Ela, apesar de figurar na lista de funcionários de seu gabinete na Câmara dos Deputados, tinha como atividade a venda de açaí em uma loja da Vila Histórica de Mambucaba, distrito de Angra dos Reis (RJ), onde o hoje presidente tem uma casa de praia.
“O que de vez em quando acontece: um funcionário é demitido. Aquela verba que ‘sobra’ então a gente destina para um [outro] funcionário, por pouquíssimo tempo.
Tem uma verba fixa para pagar funcionários. Ganha tão pouco, por que não posso dar uma ajuda por dois, três meses? Em vez de pagar R$ 1.300, paga R$ 1.500 ou R$ 2.000”, disse Bolsonaro à Folha, em sua casa de praia.
Walderice é mulher do caseiro de Bolsonaro.

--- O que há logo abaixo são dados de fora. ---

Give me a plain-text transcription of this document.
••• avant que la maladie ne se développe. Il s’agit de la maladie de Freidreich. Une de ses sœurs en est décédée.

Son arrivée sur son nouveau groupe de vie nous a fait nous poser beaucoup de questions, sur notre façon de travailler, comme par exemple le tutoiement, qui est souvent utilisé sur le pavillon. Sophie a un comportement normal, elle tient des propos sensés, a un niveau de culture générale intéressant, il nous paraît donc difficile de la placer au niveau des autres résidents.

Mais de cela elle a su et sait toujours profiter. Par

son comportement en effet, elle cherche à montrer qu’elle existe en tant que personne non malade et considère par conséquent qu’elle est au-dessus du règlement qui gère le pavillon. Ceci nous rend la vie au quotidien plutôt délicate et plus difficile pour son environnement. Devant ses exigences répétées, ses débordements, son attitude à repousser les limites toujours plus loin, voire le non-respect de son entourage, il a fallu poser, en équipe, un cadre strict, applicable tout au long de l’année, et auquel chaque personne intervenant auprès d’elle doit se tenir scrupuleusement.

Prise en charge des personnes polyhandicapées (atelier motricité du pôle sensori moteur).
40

Uma investigação foi aberta pelo Ministério Público para apurar o caso revelado pela Folha.
De acordo com relatos, a gestão dos funcionários do gabinete era coordenada pelo então chefe de gabinete de Bolsonaro, Jorge Francisco, morto em 2018. Ele é pai do atual ministro da Secretaria-Geral da Presidência, Jorge Oliveira.
O ministro foi funcionário do gabinete de Bolsonaro e também sofreu alterações de cargos —sete no período em que esteve lotado, de 2005 a 2015. Procurado por meio da assessoria de imprensa do ministério, ele não se manifestou.